The impacted workers include electricians, plumbers, power engineers, electronic technicians and other maintenance workers, who are responsible for ensuring that hospital systems and equipment are well maintained and quickly repaired with little disruption to patients and other staff.

“Our trades and maintenance workers avert crises every day by maintaining the hospitals’ electrical, mechanical and other systems in good working order, or by rapidly responding to unexpected emergencies like power outages, plumbing problems and equipment breakdowns,” says HEU secretary-business manager Judy Darcy.

“Because of their dedication, knowledge and expertise, regular hospital routines – like surgeries and maternity care – frequently continue with little or no interruption to patients or staff.”

In September of last year, the IHA-issued Request for Proposals for the public-private partnership expansion of Vernon Jubilee (VJH) and Kelowna General (KGH) included trades and maintenance services, as well as hospital housekeeping. While housekeeping will remain in-house, the intense media scrutiny and public opposition to the contracting out of hospital services failed to save trades and maintenance from privatization.

“Trades and maintenance workers are some of the unsung heroes in our hospitals,” says Darcy. “Yet, the IHA is going to toss their years of experience and dedication aside in favour of a private firm that cannot deliver the same high quality of services, experience and commitment that our members provide every day.”
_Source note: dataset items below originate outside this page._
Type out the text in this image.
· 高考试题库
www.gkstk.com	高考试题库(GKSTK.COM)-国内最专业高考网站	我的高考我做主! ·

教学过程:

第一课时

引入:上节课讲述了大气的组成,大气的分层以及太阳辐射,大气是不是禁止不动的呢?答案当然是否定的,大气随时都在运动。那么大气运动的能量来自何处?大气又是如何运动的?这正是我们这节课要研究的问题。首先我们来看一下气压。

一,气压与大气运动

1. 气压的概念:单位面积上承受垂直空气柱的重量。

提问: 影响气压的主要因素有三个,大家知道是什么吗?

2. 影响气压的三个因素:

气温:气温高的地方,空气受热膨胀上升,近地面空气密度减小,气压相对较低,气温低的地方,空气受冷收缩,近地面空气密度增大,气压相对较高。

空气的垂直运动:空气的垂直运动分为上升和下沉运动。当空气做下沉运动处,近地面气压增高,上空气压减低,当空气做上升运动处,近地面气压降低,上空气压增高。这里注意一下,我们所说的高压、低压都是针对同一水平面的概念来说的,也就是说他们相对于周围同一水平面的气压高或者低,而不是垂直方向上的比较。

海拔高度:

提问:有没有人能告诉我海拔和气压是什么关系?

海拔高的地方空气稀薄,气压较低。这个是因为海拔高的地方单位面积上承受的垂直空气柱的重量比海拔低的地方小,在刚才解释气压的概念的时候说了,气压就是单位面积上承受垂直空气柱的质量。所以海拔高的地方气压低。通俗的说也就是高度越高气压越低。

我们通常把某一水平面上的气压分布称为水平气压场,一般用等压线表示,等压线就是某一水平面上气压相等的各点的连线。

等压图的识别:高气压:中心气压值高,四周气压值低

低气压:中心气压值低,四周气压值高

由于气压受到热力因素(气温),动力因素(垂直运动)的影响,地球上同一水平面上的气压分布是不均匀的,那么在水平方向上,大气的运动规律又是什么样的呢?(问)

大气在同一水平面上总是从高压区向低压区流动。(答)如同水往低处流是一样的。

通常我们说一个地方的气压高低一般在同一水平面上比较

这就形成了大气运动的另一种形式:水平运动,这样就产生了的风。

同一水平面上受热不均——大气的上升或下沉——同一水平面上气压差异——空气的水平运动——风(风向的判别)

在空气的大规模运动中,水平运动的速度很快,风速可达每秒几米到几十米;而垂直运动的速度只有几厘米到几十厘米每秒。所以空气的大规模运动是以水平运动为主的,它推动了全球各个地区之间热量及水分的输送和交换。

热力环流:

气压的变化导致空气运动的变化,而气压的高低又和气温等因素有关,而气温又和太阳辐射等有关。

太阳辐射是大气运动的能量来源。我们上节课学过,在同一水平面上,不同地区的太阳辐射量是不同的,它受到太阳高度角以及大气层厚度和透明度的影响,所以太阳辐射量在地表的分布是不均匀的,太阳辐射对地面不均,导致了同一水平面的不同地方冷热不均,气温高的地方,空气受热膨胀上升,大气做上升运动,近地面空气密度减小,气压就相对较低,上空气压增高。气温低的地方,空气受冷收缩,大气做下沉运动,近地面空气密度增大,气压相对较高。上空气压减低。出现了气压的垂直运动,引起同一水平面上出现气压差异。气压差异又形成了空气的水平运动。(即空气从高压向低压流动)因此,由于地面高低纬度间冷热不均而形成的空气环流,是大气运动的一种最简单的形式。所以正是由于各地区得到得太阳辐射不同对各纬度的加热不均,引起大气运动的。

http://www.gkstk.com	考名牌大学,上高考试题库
The P3 privatization is continuing, despite a comprehensive proposal presented by HEU trades and maintenance workers to IHA officials earlier this year in an effort to keep the services intact at the two hospitals. The presentation was part of a process that the union negotiated in the Bill 29 settlement agreement with government last year. Under this process, health authorities must notify and consult with the union whenever they intend to contract out or to re-tender previously privatized services.

An HEU-commissioned poll taken in the Vernon-Kelowna area in June 2007 found that 80 per cent of respondents thought that the IHA should reject government’s direction to privatize services if it felt that doing so would put patient care and safety at risk. And 87 per cent thought that patient safety and quality of care should be the top priorities when making decisions regarding the $200 million P3 project.